パワハラに限界を感じ、この部署にいたくないと思った時に考えることは「異動」でしょう。

同じ部署にずっととどまって、パワハラに耐えるよりも異動という形で今の部署から離れることで解決できることもあります。

また、心機一転して、気持ち良く仕事ができるでしょう。
会社を退職するのはリスクが大きいですが、異動であれば会社を辞めることなく環境を変えることが可能です。

そこで、パワハラが原因で異動したいと思ったときにすべきことを紹介します。

パワハラで異動したいと思ったらまず相談を

いきなり「パワハラを受けているので異動をしたい」と伝えたところで、すぐに了解してもらえるケースは少ないでしょう。

「もう少し様子を見て欲しい」と説得されて異動の希望をなかったことにされてしまう可能性があるからです。

しかし、パワハラを我慢するのは精神的にも肉体的にも悪影響を与えます。
そこで、今の自分の気持ちを相談することから始めます。

上司、上司の上司、人事の担当者、産業医など社内で相談できる人に、今の自分の現状や気持ちを説明します。
また、同僚や家族にも自分の気持ちを打ち明けて、味方になってもらいましょう。

いきなり異動願を出してしまうよりも、まずは自分の気持ちや現状を話すことで相手に事情を理解してもらうことから始めるのが良いですよ。

パワハラの証拠を残しておくこと

相談をして自分の現状や気持ちを話したら、パワハラを受けていたという証拠を集めます。

証拠の残し方は、アプリを利用しパワハラ発言の録音、内容の記録、メールでパワハラを受けている場合は本文、日時、送信先の3つが分かる形で印刷することです。

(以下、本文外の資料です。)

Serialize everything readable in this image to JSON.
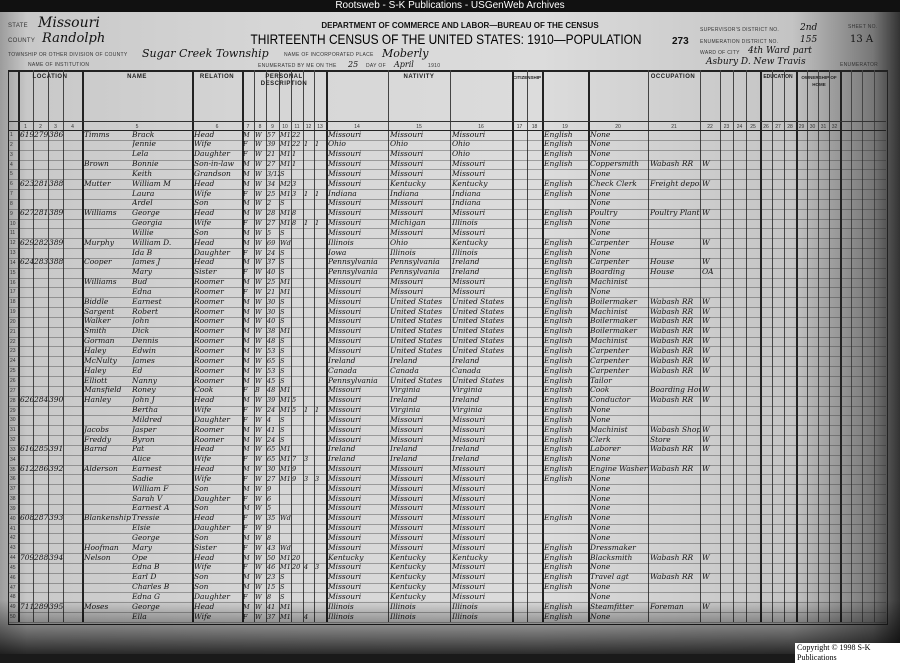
{
  "banner": "Rootsweb - S-K Publications - USGenWeb Archives",
  "header": {
    "state_label": "State",
    "state": "Missouri",
    "county_label": "County",
    "county": "Randolph",
    "township_label": "Township or other division of county",
    "township": "Sugar Creek Township",
    "institution_label": "Name of institution",
    "department": "DEPARTMENT OF COMMERCE AND LABOR—BUREAU OF THE CENSUS",
    "title": "THIRTEENTH CENSUS OF THE UNITED STATES: 1910—POPULATION",
    "incorporated_place_label": "Name of incorporated place",
    "incorporated_place": "Moberly",
    "enumerated_label": "Enumerated by me on the",
    "enumerated_day": "25",
    "day_of_label": "day of",
    "enumerated_month": "April",
    "year": "1910",
    "page_stamp": "273",
    "supervisor_label": "Supervisor's District No.",
    "supervisor_district": "2nd",
    "enumeration_label": "Enumeration District No.",
    "enumeration_district": "155",
    "sheet_label": "Sheet No.",
    "sheet_no": "13 A",
    "ward_label": "Ward of city",
    "ward": "4th Ward part",
    "enumerator": "Asbury D. New Travis",
    "enumerator_label": "Enumerator"
  },
  "column_groups": [
    "LOCATION",
    "NAME",
    "RELATION",
    "PERSONAL DESCRIPTION",
    "NATIVITY",
    "CITIZENSHIP",
    "OCCUPATION",
    "EDUCATION",
    "OWNERSHIP OF HOME"
  ],
  "rows": [
    [
      "1",
      "619",
      "279",
      "386",
      "Timms",
      "Brack",
      "Head",
      "M",
      "W",
      "57",
      "M1",
      "22",
      "",
      "",
      "Missouri",
      "Missouri",
      "Missouri",
      "English",
      "None",
      "",
      ""
    ],
    [
      "2",
      "",
      "",
      "",
      "",
      "Jennie",
      "Wife",
      "F",
      "W",
      "39",
      "M1",
      "22",
      "1",
      "1",
      "Ohio",
      "Ohio",
      "Ohio",
      "English",
      "None",
      "",
      ""
    ],
    [
      "3",
      "",
      "",
      "",
      "",
      "Lela",
      "Daughter",
      "F",
      "W",
      "21",
      "M1",
      "1",
      "",
      "",
      "Missouri",
      "Missouri",
      "Ohio",
      "English",
      "None",
      "",
      ""
    ],
    [
      "4",
      "",
      "",
      "",
      "Brown",
      "Bonnie",
      "Son-in-law",
      "M",
      "W",
      "27",
      "M1",
      "1",
      "",
      "",
      "Missouri",
      "Missouri",
      "Missouri",
      "English",
      "Coppersmith",
      "Wabash RR",
      "W"
    ],
    [
      "5",
      "",
      "",
      "",
      "",
      "Keith",
      "Grandson",
      "M",
      "W",
      "3/12",
      "S",
      "",
      "",
      "",
      "Missouri",
      "Missouri",
      "Missouri",
      "",
      "None",
      "",
      ""
    ],
    [
      "6",
      "623",
      "281",
      "388",
      "Mutter",
      "William M",
      "Head",
      "M",
      "W",
      "34",
      "M2",
      "3",
      "",
      "",
      "Missouri",
      "Kentucky",
      "Kentucky",
      "English",
      "Check Clerk",
      "Freight depot",
      "W"
    ],
    [
      "7",
      "",
      "",
      "",
      "",
      "Laura",
      "Wife",
      "F",
      "W",
      "25",
      "M1",
      "3",
      "1",
      "1",
      "Indiana",
      "Indiana",
      "Indiana",
      "English",
      "None",
      "",
      ""
    ],
    [
      "8",
      "",
      "",
      "",
      "",
      "Ardel",
      "Son",
      "M",
      "W",
      "2",
      "S",
      "",
      "",
      "",
      "Missouri",
      "Missouri",
      "Indiana",
      "",
      "None",
      "",
      ""
    ],
    [
      "9",
      "627",
      "281",
      "389",
      "Williams",
      "George",
      "Head",
      "M",
      "W",
      "28",
      "M1",
      "8",
      "",
      "",
      "Missouri",
      "Missouri",
      "Missouri",
      "English",
      "Poultry",
      "Poultry Plant",
      "W"
    ],
    [
      "10",
      "",
      "",
      "",
      "",
      "Georgia",
      "Wife",
      "F",
      "W",
      "27",
      "M1",
      "8",
      "1",
      "1",
      "Missouri",
      "Michigan",
      "Illinois",
      "English",
      "None",
      "",
      ""
    ],
    [
      "11",
      "",
      "",
      "",
      "",
      "Willie",
      "Son",
      "M",
      "W",
      "5",
      "S",
      "",
      "",
      "",
      "Missouri",
      "Missouri",
      "Missouri",
      "",
      "None",
      "",
      ""
    ],
    [
      "12",
      "629",
      "282",
      "389",
      "Murphy",
      "William D.",
      "Head",
      "M",
      "W",
      "69",
      "Wd",
      "",
      "",
      "",
      "Illinois",
      "Ohio",
      "Kentucky",
      "English",
      "Carpenter",
      "House",
      "W"
    ],
    [
      "13",
      "",
      "",
      "",
      "",
      "Ida B",
      "Daughter",
      "F",
      "W",
      "24",
      "S",
      "",
      "",
      "",
      "Iowa",
      "Illinois",
      "Illinois",
      "English",
      "None",
      "",
      ""
    ],
    [
      "14",
      "624",
      "283",
      "388",
      "Cooper",
      "James J",
      "Head",
      "M",
      "W",
      "37",
      "S",
      "",
      "",
      "",
      "Pennsylvania",
      "Pennsylvania",
      "Ireland",
      "English",
      "Carpenter",
      "House",
      "W"
    ],
    [
      "15",
      "",
      "",
      "",
      "",
      "Mary",
      "Sister",
      "F",
      "W",
      "40",
      "S",
      "",
      "",
      "",
      "Pennsylvania",
      "Pennsylvania",
      "Ireland",
      "English",
      "Boarding",
      "House",
      "OA"
    ],
    [
      "16",
      "",
      "",
      "",
      "Williams",
      "Bud",
      "Roomer",
      "M",
      "W",
      "25",
      "M1",
      "",
      "",
      "",
      "Missouri",
      "Missouri",
      "Missouri",
      "English",
      "Machinist",
      "",
      ""
    ],
    [
      "17",
      "",
      "",
      "",
      "",
      "Edna",
      "Roomer",
      "F",
      "W",
      "21",
      "M1",
      "",
      "",
      "",
      "Missouri",
      "Missouri",
      "Missouri",
      "English",
      "None",
      "",
      ""
    ],
    [
      "18",
      "",
      "",
      "",
      "Biddle",
      "Earnest",
      "Roomer",
      "M",
      "W",
      "30",
      "S",
      "",
      "",
      "",
      "Missouri",
      "United States",
      "United States",
      "English",
      "Boilermaker",
      "Wabash RR",
      "W"
    ],
    [
      "19",
      "",
      "",
      "",
      "Sargent",
      "Robert",
      "Roomer",
      "M",
      "W",
      "30",
      "S",
      "",
      "",
      "",
      "Missouri",
      "United States",
      "United States",
      "English",
      "Machinist",
      "Wabash RR",
      "W"
    ],
    [
      "20",
      "",
      "",
      "",
      "Walker",
      "John",
      "Roomer",
      "M",
      "W",
      "40",
      "S",
      "",
      "",
      "",
      "Missouri",
      "United States",
      "United States",
      "English",
      "Boilermaker",
      "Wabash RR",
      "W"
    ],
    [
      "21",
      "",
      "",
      "",
      "Smith",
      "Dick",
      "Roomer",
      "M",
      "W",
      "38",
      "M1",
      "",
      "",
      "",
      "Missouri",
      "United States",
      "United States",
      "English",
      "Boilermaker",
      "Wabash RR",
      "W"
    ],
    [
      "22",
      "",
      "",
      "",
      "Gorman",
      "Dennis",
      "Roomer",
      "M",
      "W",
      "48",
      "S",
      "",
      "",
      "",
      "Missouri",
      "United States",
      "United States",
      "English",
      "Machinist",
      "Wabash RR",
      "W"
    ],
    [
      "23",
      "",
      "",
      "",
      "Haley",
      "Edwin",
      "Roomer",
      "M",
      "W",
      "53",
      "S",
      "",
      "",
      "",
      "Missouri",
      "United States",
      "United States",
      "English",
      "Carpenter",
      "Wabash RR",
      "W"
    ],
    [
      "24",
      "",
      "",
      "",
      "McNulty",
      "James",
      "Roomer",
      "M",
      "W",
      "65",
      "S",
      "",
      "",
      "",
      "Ireland",
      "Ireland",
      "Ireland",
      "English",
      "Carpenter",
      "Wabash RR",
      "W"
    ],
    [
      "25",
      "",
      "",
      "",
      "Haley",
      "Ed",
      "Roomer",
      "M",
      "W",
      "53",
      "S",
      "",
      "",
      "",
      "Canada",
      "Canada",
      "Canada",
      "English",
      "Carpenter",
      "Wabash RR",
      "W"
    ],
    [
      "26",
      "",
      "",
      "",
      "Elliott",
      "Nanny",
      "Roomer",
      "M",
      "W",
      "45",
      "S",
      "",
      "",
      "",
      "Pennsylvania",
      "United States",
      "United States",
      "English",
      "Tailor",
      "",
      ""
    ],
    [
      "27",
      "",
      "",
      "",
      "Mansfield",
      "Roney",
      "Cook",
      "F",
      "B",
      "48",
      "M1",
      "",
      "",
      "",
      "Missouri",
      "Virginia",
      "Virginia",
      "English",
      "Cook",
      "Boarding House",
      "W"
    ],
    [
      "28",
      "626",
      "284",
      "390",
      "Hanley",
      "John J",
      "Head",
      "M",
      "W",
      "39",
      "M1",
      "5",
      "",
      "",
      "Missouri",
      "Ireland",
      "Ireland",
      "English",
      "Conductor",
      "Wabash RR",
      "W"
    ],
    [
      "29",
      "",
      "",
      "",
      "",
      "Bertha",
      "Wife",
      "F",
      "W",
      "24",
      "M1",
      "5",
      "1",
      "1",
      "Missouri",
      "Virginia",
      "Virginia",
      "English",
      "None",
      "",
      ""
    ],
    [
      "30",
      "",
      "",
      "",
      "",
      "Mildred",
      "Daughter",
      "F",
      "W",
      "4",
      "S",
      "",
      "",
      "",
      "Missouri",
      "Missouri",
      "Missouri",
      "English",
      "None",
      "",
      ""
    ],
    [
      "31",
      "",
      "",
      "",
      "Jacobs",
      "Jasper",
      "Roomer",
      "M",
      "W",
      "41",
      "S",
      "",
      "",
      "",
      "Missouri",
      "Missouri",
      "Missouri",
      "English",
      "Machinist",
      "Wabash Shops",
      "W"
    ],
    [
      "32",
      "",
      "",
      "",
      "Freddy",
      "Byron",
      "Roomer",
      "M",
      "W",
      "24",
      "S",
      "",
      "",
      "",
      "Missouri",
      "Missouri",
      "Missouri",
      "English",
      "Clerk",
      "Store",
      "W"
    ],
    [
      "33",
      "616",
      "285",
      "391",
      "Barnd",
      "Pat",
      "Head",
      "M",
      "W",
      "65",
      "M1",
      "",
      "",
      "",
      "Ireland",
      "Ireland",
      "Ireland",
      "English",
      "Laborer",
      "Wabash RR",
      "W"
    ],
    [
      "34",
      "",
      "",
      "",
      "",
      "Alice",
      "Wife",
      "F",
      "W",
      "65",
      "M1",
      "7",
      "3",
      "",
      "Ireland",
      "Ireland",
      "Ireland",
      "English",
      "None",
      "",
      ""
    ],
    [
      "35",
      "612",
      "286",
      "392",
      "Alderson",
      "Earnest",
      "Head",
      "M",
      "W",
      "30",
      "M1",
      "9",
      "",
      "",
      "Missouri",
      "Missouri",
      "Missouri",
      "English",
      "Engine Washer",
      "Wabash RR",
      "W"
    ],
    [
      "36",
      "",
      "",
      "",
      "",
      "Sadie",
      "Wife",
      "F",
      "W",
      "27",
      "M1",
      "9",
      "3",
      "3",
      "Missouri",
      "Missouri",
      "Missouri",
      "English",
      "None",
      "",
      ""
    ],
    [
      "37",
      "",
      "",
      "",
      "",
      "William F",
      "Son",
      "M",
      "W",
      "9",
      "",
      "",
      "",
      "",
      "Missouri",
      "Missouri",
      "Missouri",
      "",
      "None",
      "",
      ""
    ],
    [
      "38",
      "",
      "",
      "",
      "",
      "Sarah V",
      "Daughter",
      "F",
      "W",
      "6",
      "",
      "",
      "",
      "",
      "Missouri",
      "Missouri",
      "Missouri",
      "",
      "None",
      "",
      ""
    ],
    [
      "39",
      "",
      "",
      "",
      "",
      "Earnest A",
      "Son",
      "M",
      "W",
      "5",
      "",
      "",
      "",
      "",
      "Missouri",
      "Missouri",
      "Missouri",
      "",
      "None",
      "",
      ""
    ],
    [
      "40",
      "608",
      "287",
      "393",
      "Blankenship",
      "Tressie",
      "Head",
      "F",
      "W",
      "35",
      "Wd",
      "",
      "",
      "",
      "Missouri",
      "Missouri",
      "Missouri",
      "English",
      "None",
      "",
      ""
    ],
    [
      "41",
      "",
      "",
      "",
      "",
      "Elsie",
      "Daughter",
      "F",
      "W",
      "9",
      "",
      "",
      "",
      "",
      "Missouri",
      "Missouri",
      "Missouri",
      "",
      "None",
      "",
      ""
    ],
    [
      "42",
      "",
      "",
      "",
      "",
      "George",
      "Son",
      "M",
      "W",
      "8",
      "",
      "",
      "",
      "",
      "Missouri",
      "Missouri",
      "Missouri",
      "",
      "None",
      "",
      ""
    ],
    [
      "43",
      "",
      "",
      "",
      "Hoofman",
      "Mary",
      "Sister",
      "F",
      "W",
      "43",
      "Wd",
      "",
      "",
      "",
      "Missouri",
      "Missouri",
      "Missouri",
      "English",
      "Dressmaker",
      "",
      ""
    ],
    [
      "44",
      "709",
      "288",
      "394",
      "Nelson",
      "Ope",
      "Head",
      "M",
      "W",
      "50",
      "M1",
      "20",
      "",
      "",
      "Kentucky",
      "Kentucky",
      "Kentucky",
      "English",
      "Blacksmith",
      "Wabash RR",
      "W"
    ],
    [
      "45",
      "",
      "",
      "",
      "",
      "Edna B",
      "Wife",
      "F",
      "W",
      "46",
      "M1",
      "20",
      "4",
      "3",
      "Missouri",
      "Kentucky",
      "Missouri",
      "English",
      "None",
      "",
      ""
    ],
    [
      "46",
      "",
      "",
      "",
      "",
      "Earl D",
      "Son",
      "M",
      "W",
      "23",
      "S",
      "",
      "",
      "",
      "Missouri",
      "Kentucky",
      "Missouri",
      "English",
      "Travel agt",
      "Wabash RR",
      "W"
    ],
    [
      "47",
      "",
      "",
      "",
      "",
      "Charles B",
      "Son",
      "M",
      "W",
      "15",
      "S",
      "",
      "",
      "",
      "Missouri",
      "Kentucky",
      "Missouri",
      "English",
      "None",
      "",
      ""
    ],
    [
      "48",
      "",
      "",
      "",
      "",
      "Edna G",
      "Daughter",
      "F",
      "W",
      "8",
      "S",
      "",
      "",
      "",
      "Missouri",
      "Kentucky",
      "Missouri",
      "",
      "None",
      "",
      ""
    ],
    [
      "49",
      "711",
      "289",
      "395",
      "Moses",
      "George",
      "Head",
      "M",
      "W",
      "41",
      "M1",
      "",
      "",
      "",
      "Illinois",
      "Illinois",
      "Illinois",
      "English",
      "Steamfitter",
      "Foreman",
      "W"
    ],
    [
      "50",
      "",
      "",
      "",
      "",
      "Ella",
      "Wife",
      "F",
      "W",
      "37",
      "M1",
      "",
      "4",
      "",
      "Illinois",
      "Illinois",
      "Illinois",
      "English",
      "None",
      "",
      ""
    ]
  ],
  "footer": {
    "copyright": "Copyright © 1998 S-K Publications"
  },
  "colors": {
    "paper": "#d6d6d6",
    "ink": "#111111",
    "banner": "#111111"
  }
}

大量の書類を押し付けられるようなパワハラ被害を受けている場合は、物的証拠として写真に残しましょう。
高圧的な言葉で書かれたメモなどがあれば、そのまま取っておきます。

ポイントは、録音、画像、写真に残すといった動かぬ証拠を掴むことです。
録音が難しい場合は、専用のノートを用意しましょう。

切り取りができないノートにボールペンなど文字が消えない筆記用具で詳細を記録しましょう。
記録を残すときは「日付」「時間」「内容」「それを受けてどんな気持ちになったか」をしっかり書き残します。

いつ、どこで、だれに、何をされて、どうなったのかを分かるように書いておきましょう。
信頼性のある証拠を集めることが、相手にパワハラの実態を理解してもらうために重要です。

証拠を集めたら、社内で相談できる人や窓口に持っていく

パワハラを受けていたという事実が証明できれば、パワハラの加害者と離す措置、つまり異動を叶えてもらいやすくなるでしょう。

証拠と併せて、これまでに受けた辛い思いなど自分の気持ちを訴えます。
ここでのポイントは、最終的には前向きに異動希望を考えているという風に持っていくことです。

パワハラを全ての理由にしないで、辛い思いをしましたがやりたいことや経験を積みたいので異動希望したいと伝えることで、前向きな気持ちで異動を望んでいるのだと捉えてくれるでしょう。

前向きな理由に持っていくと今後も仕事を続けやすいです。
証拠を提示することでパワハラに対してより対策をとってもらえる可能性もあるので、職場改善にもつながるでしょう。

まとめ

パワハラで部署を異動したいときにするべきことは「相談」「証拠集め」「証拠を持って現状を報告」という段階を踏みます。

いきなり、パワハラで異動したいと訴えると自分の印象を悪くしてしまう可能性があります。
まずは相談と言う形で報告し、自分の発言を信頼してもらえるような証拠を集め、それをもとに自分が受けた思いや現状を伝えましょう。

辛い思いもしましたが今後はこういったことをやりたいからというステップアップを異動理由とします。

パワハラを受けたから異動したいのではなく、前向きな理由で異動を希望したいと伝えれば印象も良く、今後も働きやすくなりますよ。